What makes Noah unique is that in the midst of a wicked, evil society, he alone “found favor in the eyes of the Lord” (Gen. 6:8). This is the kind of affirmation from God that we should all desire and pursue in order to honor and please Him.
The favor of God is His acceptance, approval, provision, divine energy, and joy given to us.
To walk in His favor day by day, we must listen to Him and trust Him. Both of these are required for salvation because God is the One who tells us of our sin and our need for a Savior. Then we must believe Him, receive the forgiveness of our sins through Christ, and trust Him to be our Savior and Lord. Listening and trusting the Lord are also essential in the Christian life in order to follow His guidance and walk in His will.
A good way to test whether we are truly trusting God is to consider our prayer lives. Do we come to Him with our needs and concerns and leave with an expectation that He has heard and will answer? Sometimes our prayers become lifeless because we lack confidence and faith in the One to whom we pray.
Proverbs 3:5-7 shows us how to walk with God as Noah did. “Trust in the Lord with all your heart and do not lean on your own understanding. In all your ways acknowledge Him, and He will make your paths straight.”
The culture in which Noah lived was characterized by great wickedness and evil. It was so corrupt that the Lord was grieved and decided to blot out mankind and all the animal life on earth (Gen. 6:5-7). But one man was different from everyone else: “Noah was a righteous man, blameless in his time; Noah walked with God” (v. 9).
That should be our ambition as well—to be righteous and blameless and to walk with God. No other compliment could surpass this. Such a lifestyle requires that our conversation, conduct, and character reflect that we are walking with God in righteousness. If this is true of us, we will be different from the culture around us just as Noah was.
Because Noah was a righteous man who listened and trusted the Lord, God commanded him to build an ark (v. 14). This wasn’t a small project because the ark was to be 450 feet long, 50 feet wide, and three stories tall. Nothing like it had ever been built before so Noah could have made excuses, but he trusted God and did exactly what he was told.

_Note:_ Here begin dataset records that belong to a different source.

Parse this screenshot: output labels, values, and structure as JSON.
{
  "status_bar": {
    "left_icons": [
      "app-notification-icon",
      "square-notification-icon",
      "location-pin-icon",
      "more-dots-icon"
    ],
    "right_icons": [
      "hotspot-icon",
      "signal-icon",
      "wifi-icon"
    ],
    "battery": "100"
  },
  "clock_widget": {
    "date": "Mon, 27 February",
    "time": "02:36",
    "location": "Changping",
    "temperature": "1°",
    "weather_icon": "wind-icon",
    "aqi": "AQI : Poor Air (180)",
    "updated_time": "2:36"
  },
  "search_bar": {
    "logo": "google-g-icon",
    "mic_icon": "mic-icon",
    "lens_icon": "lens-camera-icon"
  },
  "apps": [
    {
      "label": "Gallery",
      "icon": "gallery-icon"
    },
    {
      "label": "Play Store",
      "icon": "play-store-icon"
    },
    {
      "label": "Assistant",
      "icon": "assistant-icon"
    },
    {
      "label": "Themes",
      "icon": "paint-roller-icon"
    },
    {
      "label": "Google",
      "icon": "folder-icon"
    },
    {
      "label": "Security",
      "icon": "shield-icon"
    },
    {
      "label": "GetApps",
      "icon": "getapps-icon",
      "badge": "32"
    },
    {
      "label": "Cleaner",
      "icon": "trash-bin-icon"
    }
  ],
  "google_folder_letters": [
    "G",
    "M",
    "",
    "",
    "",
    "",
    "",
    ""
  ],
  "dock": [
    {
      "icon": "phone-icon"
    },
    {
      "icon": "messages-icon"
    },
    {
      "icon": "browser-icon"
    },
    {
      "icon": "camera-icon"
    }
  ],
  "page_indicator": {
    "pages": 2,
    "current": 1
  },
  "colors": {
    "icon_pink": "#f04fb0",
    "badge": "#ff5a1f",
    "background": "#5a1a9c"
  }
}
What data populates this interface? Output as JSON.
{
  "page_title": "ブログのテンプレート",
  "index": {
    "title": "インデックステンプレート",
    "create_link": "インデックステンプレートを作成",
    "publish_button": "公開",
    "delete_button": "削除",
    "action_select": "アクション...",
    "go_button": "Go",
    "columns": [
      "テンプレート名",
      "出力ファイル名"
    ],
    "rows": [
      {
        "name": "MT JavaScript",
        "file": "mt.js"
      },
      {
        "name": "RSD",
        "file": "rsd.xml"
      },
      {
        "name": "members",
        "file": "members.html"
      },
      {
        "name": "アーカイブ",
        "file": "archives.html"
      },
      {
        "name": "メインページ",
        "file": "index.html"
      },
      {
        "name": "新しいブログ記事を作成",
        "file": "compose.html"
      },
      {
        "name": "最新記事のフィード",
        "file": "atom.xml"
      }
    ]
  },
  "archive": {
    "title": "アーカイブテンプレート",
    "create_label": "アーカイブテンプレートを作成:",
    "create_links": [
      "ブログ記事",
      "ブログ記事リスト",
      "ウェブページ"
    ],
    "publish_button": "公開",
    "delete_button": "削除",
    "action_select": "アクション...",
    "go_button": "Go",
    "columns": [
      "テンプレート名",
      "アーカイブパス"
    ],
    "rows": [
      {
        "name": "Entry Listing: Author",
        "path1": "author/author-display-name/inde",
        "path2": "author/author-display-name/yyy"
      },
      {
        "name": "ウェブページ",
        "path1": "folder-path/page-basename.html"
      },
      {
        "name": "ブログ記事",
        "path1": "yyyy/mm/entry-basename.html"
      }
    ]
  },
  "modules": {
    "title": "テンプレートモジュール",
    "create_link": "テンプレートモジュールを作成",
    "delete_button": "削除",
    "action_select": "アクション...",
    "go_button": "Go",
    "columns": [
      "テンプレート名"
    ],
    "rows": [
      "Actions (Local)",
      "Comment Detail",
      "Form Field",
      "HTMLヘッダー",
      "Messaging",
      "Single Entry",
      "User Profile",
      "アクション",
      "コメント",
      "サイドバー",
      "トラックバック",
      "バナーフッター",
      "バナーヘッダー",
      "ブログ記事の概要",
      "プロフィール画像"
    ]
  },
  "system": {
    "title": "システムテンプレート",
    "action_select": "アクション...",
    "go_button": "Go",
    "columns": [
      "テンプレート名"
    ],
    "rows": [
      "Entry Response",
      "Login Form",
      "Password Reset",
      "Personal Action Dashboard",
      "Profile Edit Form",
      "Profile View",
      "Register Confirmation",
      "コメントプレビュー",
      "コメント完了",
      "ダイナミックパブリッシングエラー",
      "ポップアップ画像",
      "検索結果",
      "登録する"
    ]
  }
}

Sometimes in our obedience to the Lord we may not understand how it will all work out or even how we are to accomplish it. Our human nature wants a full explanation of all that’s required before we proceed, but the Lord wants us to believe Him and obey. If we’ll trust Him enough to take the first step, we can be sure that God will provide what we need to take the next step. And if we need further direction, we can ask Him earnest questions in prayer being confident that He will reveal what we need to know.
Noah’s Collision With His Society
Even though Noah faced inevitable obstacles, He listened to God’s instructions, trusted Him to save him from the impending flood, and started building the ark. Because he was righteous and blameless, he already stood out in his culture, but now he was doing something that seemed ridiculous to the people around him. Yet in the midst of their inevitable questions regarding the ark, Noah had the opportunity to tell the people about God and warn them of the upcoming destruction. But no one listened or believed Him, and they were ultimately destroyed in the great flood.
We, too, may face skepticism and questions when we listen to God and follow His instructions. Although others may not understand or might even ridicule us, we must seek to tell them about God and answer their questions, if possible. Then our responsibility is to trust and obey God and leave all the consequences to Him.
Noah’s Trust in God
Although the Lord’s command to build an ark seemed absurd to his neighbors, Noah trusted God and carefully followed His instructions regarding how to build it. Every step of the way, Noah had to rely on the Lord to provide materials and guidance for the construction of the ark. It had no rudder because God was going to steer it. There were no sails since the Lord would power it, and there was no need for a compass because God would direct its course. All the instructions were clear so Noah would know exactly what to do.
Trust is also essential in our lives as we walk with the Lord. Without it, we’d be like a car without wheels going nowhere in life. If God gives us a command, He assumes the responsibility for providing the means for us to do it. If we always insist on having all our questions answered before we move forward, we never will. Like Noah, we can count on the Lord to provide whatever we need to accomplish His will. Whether it’s resources, finances, or specific directions about what to do next, all we need to do is ask God and wait for Him to provide in His time.
Noah’s Formula for Living
The example Noah gives us could be called the ABCs for life—listen to the Lord, trust Him, and then obey. This simple formula is God’s solution for living in a sinful world, and it can be applied to every area of our lives. Yet sometimes listening, trusting, and obeying God scares us because we fear that we won’t be understood by others or might lose out in some way. However, anytime we follow the Lord’s instructions we win simply because we’ve obeyed Him.
To live a godly life, we must listen to God by reading His Word and trusting what He says. Then we step out in obedience, knowing that He has all knowledge and all power in every circumstance in life. Nothing is beyond Him. Furthermore, blessings follow obedience. Because Noah listened, trusted, and obeyed God, one family was saved from the flood, and a new civilization was started.
- What obstacles cause you to waver in your trust in God? Is it the opinions of others? Are you afraid circumstances won’t work out as you desire?
- What personal assurances do you find about God’s ways in Isaiah 55:8-11? What benefits of trusting Him are mentioned in Psalm 34:8-10?